Like so many my age (a baby boomer), I find myself “sandwiched” between generations—and with a different attitude toward military service in defense of our country.

My father was a navigator in the U.S. Air Force, flying missions near the end of World War II and over Korea. His two brothers, my uncles, served in World War II as well­—one was killed in Europe and the other died relatively young of complications from wounds received in the war.

Growing up in the ’60s, I would come to protest war rather than fight one.
So it was a surprise, to say the least, when my son signed up for the Oklahoma Army National Guard after getting a college degree. He eventually became part of its large contingent sent to the war in Afghanistan.

My son, Michael, served his tour as a foot soldier in one of the war’s more dangerous provinces, experiencing numerous engagements, retrieving the remains of fellow soldiers who were victims of a roadside bomb, and witnessing things he has struggled with, in various ways, since his return a few years ago.

Within three months of coming home, my son attended a handful of funeral services for comrades who took their lives after returning to the states.

As an ELCA pastor, I continue to struggle with issues related to military involvement in other countries andwith armed conflict in general. I haven’t been a proponent of our recent wars.

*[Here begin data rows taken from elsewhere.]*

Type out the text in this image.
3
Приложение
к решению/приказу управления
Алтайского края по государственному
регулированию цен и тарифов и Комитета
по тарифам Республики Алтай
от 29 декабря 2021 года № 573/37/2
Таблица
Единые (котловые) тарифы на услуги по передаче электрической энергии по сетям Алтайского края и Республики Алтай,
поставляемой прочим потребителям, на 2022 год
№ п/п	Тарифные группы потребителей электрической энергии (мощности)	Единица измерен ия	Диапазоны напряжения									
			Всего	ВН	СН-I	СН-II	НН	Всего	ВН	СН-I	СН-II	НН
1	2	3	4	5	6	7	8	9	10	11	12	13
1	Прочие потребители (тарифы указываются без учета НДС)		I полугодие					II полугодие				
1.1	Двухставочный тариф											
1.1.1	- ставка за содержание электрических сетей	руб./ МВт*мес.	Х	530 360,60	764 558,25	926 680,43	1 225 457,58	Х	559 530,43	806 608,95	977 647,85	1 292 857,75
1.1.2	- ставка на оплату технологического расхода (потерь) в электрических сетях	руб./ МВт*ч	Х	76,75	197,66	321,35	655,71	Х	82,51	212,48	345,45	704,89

But at the same time I have, as you might imagine, come to develop strong feelings concerning the country’s support—communities of faith included—of the troops sent to wage them.

Of course it’s about more than simply thanking those who put their lives on the line or displaying the flag on one’s lapel or even standing and singing the standard patriotic hymn on the Sunday closest to a national holiday.

Perhaps the church, especially, is being called to offer the veteran a safe place—indeed, worship space—to fearlessly address the often delicate spiritual and moral issues he or she is dealing with, sometimes long after the fact. As faith communities we, even more than Veterans Affairs, are gifted with the resources best able to accomplish this, meeting the warrior returning from battle with the message of reconciliation most needed.